Yann-Alexandre Fillion, de Montréal à Zurich

 

Il y a une vingtaine d’années, le chemin était simple pour le joueur de soccer québécois qui rêvait d’une carrière dans le sport. À l’image des Patrice Bernier, Gabriel Gervais ou Patrick Leduc, il devait s’inscrire dans une université américaine, et espérer attirer l’attention de l’Impact de Montréal pour débuter sa carrière. Avec le temps, les universités américaines ont perdu de leur attrait. Les jeunes se sont alors tournés vers l’Europe, avec peu de succès. Pour un Samuel Piette, un Jonathan Beaulieu-Bourgault, qui réussissent à passer des équipes de jeunes aux équipes pros, il y a eu de nombreux échecs.

Aujourd’hui, la situation a changé. L’Impact a repris sa place dans le portrait. Avec sa préacadémie et son académie, les jeunes joueurs d’ici ont une option intéressante pour se mettre sur la voie d’une carrière professionnelle. Mais il y a un bémol. Tout ça, l’Impact ne le fait pas pour les beaux yeux des joueurs, elle le fait pour son propre intérêt. C’est ce qu’on a vu l’automne dernier avec la dissolution du FC Montréal.

Maintenant, les jeunes joueurs qui aspirent à devenir des joueurs professionnels font face à un nouveau défi. Ils doivent passer outre le rejet de l’Impact et se trouver une nouvelle voie pour continuer dans le monde du ballon rond. C’est ce qu’a vécu le gardien Yann-Alexandre Fillion. Après une année en USL, il a déménagé ses pénates en Suisse pour rejoindre le FC Zurich en seconde division.

Originaire d’Ottawa, le jeune franco-ontarien était un sportif accompli. Basketball, hockey et soccer meublaient ses temps libres. « C’est vers l’âge de 13 ans, après avoir été choisi en sélection régionale, que j’ai vraiment réalisé à quel point j’étais en amour avec le soccer. Je me suis alors uniquement concentré sur ce sport. » Après avoir joué dans la capitale canadienne, Fillion traverse la rivière des Outaouais et se retrouve à l’AS Hull.

De là, le jeune gardien fait tranquillement sa place. En 2012, après avoir vu un ami tenter sa chance aux essais de l’académie de l’Impact, il décide de s’inscrire lui aussi. Après quelques rondes d’essais, il intègre l’équipe U16 en janvier 2013. D’année en année, il progresse. Au point où en 2015 il rejoint la USL avec le FC Montréal. Au terme de cette saison, il est remercié par le club et se retrouve devant rien.

Rapidement, il retombe sur ses pieds. Dès le début 2016, il traverse l’Atlantique pour faire des essais, entre autres au FC Zurich. « Après la semaine de test en Suisse, ils m’ont rappelé pour me proposer de faire un plus long séjour afin de pouvoir m’évaluer sur une plus longue période. J’ai donc passé deux mois à Zurich. Je suis ensuite retourné au Canada le temps des négociations et j’ai fini par signer un contrat de cinq ans au mois de mai 2016. »

En tant qu’ancien du FC Montréal, Fillion n’est pas indifférent devant la disparition de l’équipe. Même court, ce passage en USL a joué un rôle dans la suite de sa carrière. « La USL, c’est quand même un championnat pro, malgré le fait qu’il ne soit pas vraiment reconnu au niveau international. » Cette expérience l’a préparé à passer au niveau suivant dans sa carrière.

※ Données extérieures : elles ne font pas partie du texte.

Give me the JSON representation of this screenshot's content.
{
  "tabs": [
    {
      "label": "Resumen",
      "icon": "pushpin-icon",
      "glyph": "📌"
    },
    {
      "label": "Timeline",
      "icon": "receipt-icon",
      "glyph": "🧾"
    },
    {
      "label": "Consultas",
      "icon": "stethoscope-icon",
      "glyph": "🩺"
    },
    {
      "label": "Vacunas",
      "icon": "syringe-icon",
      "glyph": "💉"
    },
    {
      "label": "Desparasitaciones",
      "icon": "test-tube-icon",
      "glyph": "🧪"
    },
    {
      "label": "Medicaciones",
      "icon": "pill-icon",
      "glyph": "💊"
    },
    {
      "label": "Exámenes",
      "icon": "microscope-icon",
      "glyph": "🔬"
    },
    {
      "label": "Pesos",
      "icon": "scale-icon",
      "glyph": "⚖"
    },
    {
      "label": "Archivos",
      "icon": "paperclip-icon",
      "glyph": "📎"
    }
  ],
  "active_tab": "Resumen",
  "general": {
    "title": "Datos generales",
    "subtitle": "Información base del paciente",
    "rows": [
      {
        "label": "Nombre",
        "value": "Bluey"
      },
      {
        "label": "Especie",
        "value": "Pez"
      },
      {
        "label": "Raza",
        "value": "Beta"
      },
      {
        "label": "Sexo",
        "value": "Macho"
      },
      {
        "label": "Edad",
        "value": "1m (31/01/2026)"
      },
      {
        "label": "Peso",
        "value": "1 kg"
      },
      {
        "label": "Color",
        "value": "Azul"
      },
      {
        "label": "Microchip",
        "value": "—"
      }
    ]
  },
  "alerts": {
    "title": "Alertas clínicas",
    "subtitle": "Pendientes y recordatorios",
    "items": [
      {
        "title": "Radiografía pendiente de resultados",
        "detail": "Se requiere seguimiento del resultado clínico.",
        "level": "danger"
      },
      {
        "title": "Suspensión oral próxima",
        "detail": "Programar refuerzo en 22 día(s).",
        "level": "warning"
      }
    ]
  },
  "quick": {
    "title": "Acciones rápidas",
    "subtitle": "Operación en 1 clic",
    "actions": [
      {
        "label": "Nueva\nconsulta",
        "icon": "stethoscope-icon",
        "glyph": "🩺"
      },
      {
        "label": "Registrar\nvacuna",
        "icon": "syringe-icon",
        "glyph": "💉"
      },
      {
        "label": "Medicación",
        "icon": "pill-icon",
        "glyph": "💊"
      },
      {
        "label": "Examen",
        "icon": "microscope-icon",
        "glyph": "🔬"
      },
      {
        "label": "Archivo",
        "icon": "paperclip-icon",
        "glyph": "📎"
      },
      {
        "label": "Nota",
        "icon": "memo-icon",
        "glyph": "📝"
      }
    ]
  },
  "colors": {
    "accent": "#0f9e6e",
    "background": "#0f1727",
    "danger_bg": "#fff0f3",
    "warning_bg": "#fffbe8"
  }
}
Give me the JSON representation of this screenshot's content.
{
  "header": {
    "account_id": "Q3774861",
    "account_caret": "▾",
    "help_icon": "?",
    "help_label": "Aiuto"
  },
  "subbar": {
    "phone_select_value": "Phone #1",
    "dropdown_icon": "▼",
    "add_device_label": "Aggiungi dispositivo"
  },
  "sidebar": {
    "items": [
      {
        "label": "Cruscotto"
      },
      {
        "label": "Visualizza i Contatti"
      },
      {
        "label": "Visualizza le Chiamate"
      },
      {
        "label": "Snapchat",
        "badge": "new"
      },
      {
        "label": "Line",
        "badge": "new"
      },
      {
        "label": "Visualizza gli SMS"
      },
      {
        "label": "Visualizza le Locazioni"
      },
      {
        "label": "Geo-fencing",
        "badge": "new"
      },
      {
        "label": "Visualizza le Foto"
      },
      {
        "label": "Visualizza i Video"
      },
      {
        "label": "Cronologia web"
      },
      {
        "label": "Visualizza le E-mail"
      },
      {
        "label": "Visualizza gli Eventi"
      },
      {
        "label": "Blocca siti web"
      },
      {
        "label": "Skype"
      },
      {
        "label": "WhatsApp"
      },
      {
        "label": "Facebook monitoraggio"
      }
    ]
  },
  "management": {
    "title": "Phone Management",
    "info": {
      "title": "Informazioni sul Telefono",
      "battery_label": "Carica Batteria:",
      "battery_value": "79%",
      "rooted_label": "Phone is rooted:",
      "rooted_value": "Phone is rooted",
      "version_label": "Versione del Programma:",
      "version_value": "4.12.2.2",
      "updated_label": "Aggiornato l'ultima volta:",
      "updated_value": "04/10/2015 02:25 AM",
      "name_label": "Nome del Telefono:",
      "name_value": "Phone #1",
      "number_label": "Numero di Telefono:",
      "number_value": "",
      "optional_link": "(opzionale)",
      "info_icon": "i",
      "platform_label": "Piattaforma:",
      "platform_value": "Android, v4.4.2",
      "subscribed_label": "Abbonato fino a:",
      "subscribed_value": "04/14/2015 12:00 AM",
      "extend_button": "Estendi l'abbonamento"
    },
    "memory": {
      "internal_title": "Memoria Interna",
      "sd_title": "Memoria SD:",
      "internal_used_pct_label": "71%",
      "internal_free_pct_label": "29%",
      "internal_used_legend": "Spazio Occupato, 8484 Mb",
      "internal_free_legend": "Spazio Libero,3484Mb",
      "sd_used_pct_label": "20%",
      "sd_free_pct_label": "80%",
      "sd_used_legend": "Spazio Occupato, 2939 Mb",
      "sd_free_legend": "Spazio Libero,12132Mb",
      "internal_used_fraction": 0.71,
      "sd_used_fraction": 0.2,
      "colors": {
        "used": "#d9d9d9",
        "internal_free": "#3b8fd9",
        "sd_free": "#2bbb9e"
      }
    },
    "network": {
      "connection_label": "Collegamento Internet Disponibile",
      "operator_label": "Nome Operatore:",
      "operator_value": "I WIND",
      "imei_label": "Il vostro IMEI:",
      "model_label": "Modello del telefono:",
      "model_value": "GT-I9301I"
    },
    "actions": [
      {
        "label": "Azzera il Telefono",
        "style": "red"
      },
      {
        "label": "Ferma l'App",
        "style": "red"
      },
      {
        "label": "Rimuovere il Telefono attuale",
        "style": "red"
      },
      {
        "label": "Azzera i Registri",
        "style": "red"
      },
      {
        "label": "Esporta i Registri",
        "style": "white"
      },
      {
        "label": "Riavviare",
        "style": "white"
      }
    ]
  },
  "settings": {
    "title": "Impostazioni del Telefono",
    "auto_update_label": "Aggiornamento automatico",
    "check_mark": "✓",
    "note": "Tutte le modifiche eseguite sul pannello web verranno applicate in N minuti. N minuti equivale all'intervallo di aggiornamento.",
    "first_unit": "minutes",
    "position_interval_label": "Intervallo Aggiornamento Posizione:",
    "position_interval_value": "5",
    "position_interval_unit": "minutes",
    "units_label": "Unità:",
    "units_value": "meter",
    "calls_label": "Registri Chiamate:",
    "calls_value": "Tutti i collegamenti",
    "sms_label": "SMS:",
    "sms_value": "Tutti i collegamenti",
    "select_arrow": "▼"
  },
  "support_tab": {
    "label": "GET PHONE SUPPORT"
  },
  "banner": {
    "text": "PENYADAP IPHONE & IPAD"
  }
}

Malgré tout, la transition suite à son déménagement en Suisse ne c’est pas faite sans heurts. Au niveau de sa vie privée, l’adaptation s’est bien passée. Par contre, sur le terrain, ce fut une autre histoire. « Ma formation a été très différente des gardiens en Suisse, donc forcément j’ai dû prendre sur moi et travailler certaines faiblesses qui causaient de petits problèmes dans mon jeu. Pour moi, la plus grande différence est la vitesse de jeu, mais également le style de jeu. Tout est beaucoup moins direct et le jeu est beaucoup plus organisé tactiquement qu’en Amérique du Nord. »

Malheureusement pour le jeune gardien, il n’a pas pu mettre à profit ses nouvelles aptitudes sur le terrain. Une vilaine blessure qui a nécessité une opération a ralenti son intégration à l’équipe première du FC Zurich. Et comme la saison se déroule bien pour le club en ce moment (1er au classement, avec une bonne avance), il serait surprenant de le voir sur le terrain à court terme.

Malgré tout, il faudra avoir Yann-Alexandre Fillion à l’œil. En tant que gardien, c’est normal de devoir patienter avant d’avoir la chance de s’imposer. Puis avec un contrat à long terme en poche, il sait que son club croit en lui. Éventuellement, il aura l’occasion de jouer. Il ne lui reste donc qu’à saisir sa chance.